Entertainment One scored the TV rights to “State of Wonder” “in a competitive situation,” with plans to make it into a limited series, Deadline writes. Mortimer and her producing partner and husband, Alessandro Nivola, are producing the project via their King Bee shingle. Lucy Donnelly will produce as well.
Published in 2011, “State of Wonder” sees Dr. Marina Singh traveling deep into the Amazon rain forest in search of her mentor, Dr. Annick Swenson. Swenson “vanished while conducting research into the prolonged fertility of the women of an isolated Amazonian tribe,” Deadline details. “As Marina embarks upon this uncertain odyssey, she will be forced to surrender herself to the lush but forbidding world that awaits her in the darkest reaches of the rain forest.”
The book was nominated for the 2011 Wellcome Trust Book Prize and shortlisted for the 2012 Orange Prize for Fiction.
Mortimer spearheaded the pursuit of “State of Wonder” for eOne, but there are no plans for her or Nivola to star.
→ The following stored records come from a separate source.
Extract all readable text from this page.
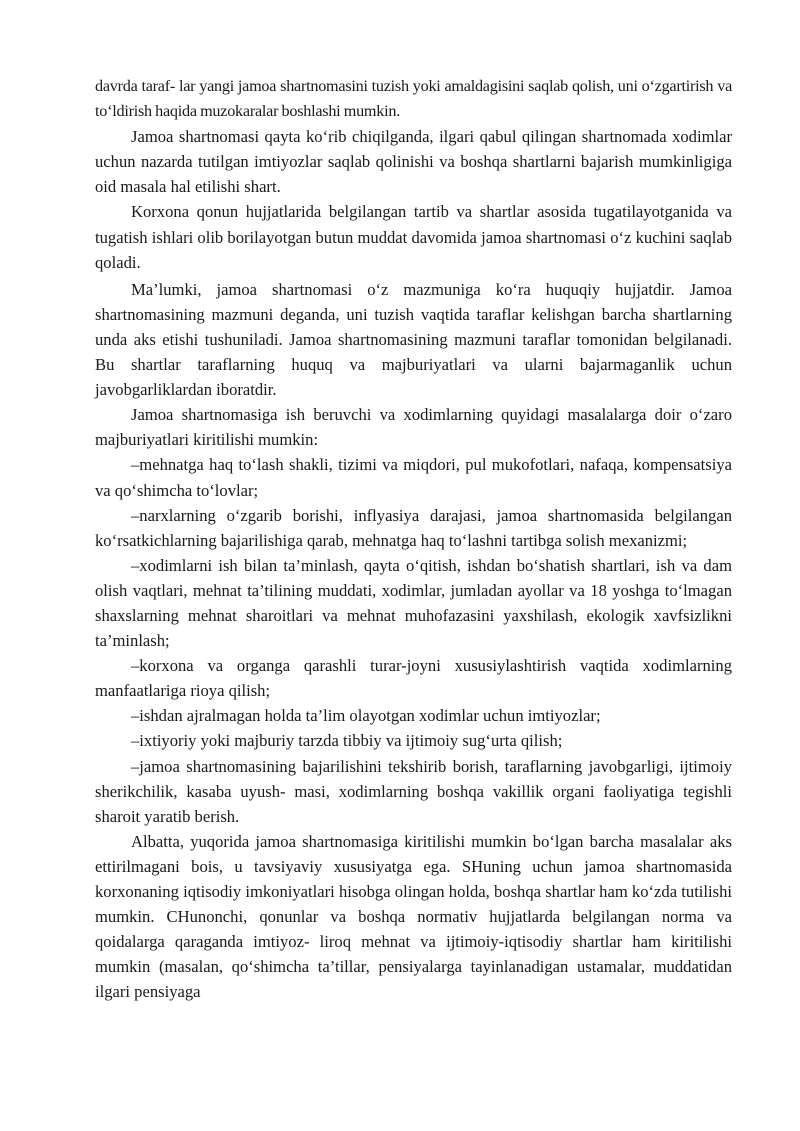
davrda taraf- lar yangi jamoa shartnomasini tuzish yoki amaldagisini saqlab qolish, uni o‘zgartirish va to‘ldirish haqida muzokaralar boshlashi mumkin.

Jamoa shartnomasi qayta ko‘rib chiqilganda, ilgari qabul qilingan shartnomada xodimlar uchun nazarda tutilgan imtiyozlar saqlab qolinishi va boshqa shartlarni bajarish mumkinligiga oid masala hal etilishi shart.

Korxona qonun hujjatlarida belgilangan tartib va shartlar asosida tugatilayotganida va tugatish ishlari olib borilayotgan butun muddat davomida jamoa shartnomasi o‘z kuchini saqlab qoladi.

Ma’lumki, jamoa shartnomasi o‘z mazmuniga ko‘ra huquqiy hujjatdir. Jamoa shartnomasining mazmuni deganda, uni tuzish vaqtida taraflar kelishgan barcha shartlarning unda aks etishi tushuniladi. Jamoa shartnomasining mazmuni taraflar tomonidan belgilanadi. Bu shartlar taraflarning huquq va majburiyatlari va ularni bajarmaganlik uchun javobgarliklardan iboratdir.

Jamoa shartnomasiga ish beruvchi va xodimlarning quyidagi masalalarga doir o‘zaro majburiyatlari kiritilishi mumkin:

–mehnatga haq to‘lash shakli, tizimi va miqdori, pul mukofotlari, nafaqa, kompensatsiya va qo‘shimcha to‘lovlar;

–narxlarning o‘zgarib borishi, inflyasiya darajasi, jamoa shartnomasida belgilangan ko‘rsatkichlarning bajarilishiga qarab, mehnatga haq to‘lashni tartibga solish mexanizmi;

–xodimlarni ish bilan ta’minlash, qayta o‘qitish, ishdan bo‘shatish shartlari, ish va dam olish vaqtlari, mehnat ta’tilining muddati, xodimlar, jumladan ayollar va 18 yoshga to‘lmagan shaxslarning mehnat sharoitlari va mehnat muhofazasini yaxshilash, ekologik xavfsizlikni ta’minlash;

–korxona va organga qarashli turar-joyni xususiylashtirish vaqtida xodimlarning manfaatlariga rioya qilish;

–ishdan ajralmagan holda ta’lim olayotgan xodimlar uchun imtiyozlar;

–ixtiyoriy yoki majburiy tarzda tibbiy va ijtimoiy sug‘urta qilish;

–jamoa shartnomasining bajarilishini tekshirib borish, taraflarning javobgarligi, ijtimoiy sherikchilik, kasaba uyush- masi, xodimlarning boshqa vakillik organi faoliyatiga tegishli sharoit yaratib berish.

Albatta, yuqorida jamoa shartnomasiga kiritilishi mumkin bo‘lgan barcha masalalar aks ettirilmagani bois, u tavsiyaviy xususiyatga ega. SHuning uchun jamoa shartnomasida korxonaning iqtisodiy imkoniyatlari hisobga olingan holda, boshqa shartlar ham ko‘zda tutilishi mumkin. CHunonchi, qonunlar va boshqa normativ hujjatlarda belgilangan norma va qoidalarga qaraganda imtiyoz- liroq mehnat va ijtimoiy-iqtisodiy shartlar ham kiritilishi mumkin (masalan, qo‘shimcha ta’tillar, pensiyalarga tayinlanadigan ustamalar, muddatidan ilgari pensiyaga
You can see Mortimer in theaters now in Isabel Coixet’s “The Bookshop.” She’ll next appear in “Mary Poppins Returns,” out December 19.
The Julianne Moore-starring film adaptation of Patchett’s “Bel Canto” opens today, September 14. The story sees an opera singer and other attendees of a state dinner be taken hostage by guerrilla forces in an unnamed South American country. Novels “The Patron Saint of Liars,” “Run,” and “Commonwealth,” essay collection “This Is the Story of a Happy Marriage,” and memoir “Truth & Beauty” are among the author’s other books. Patchett also co-owns Nashville bookstore Parnassus Books.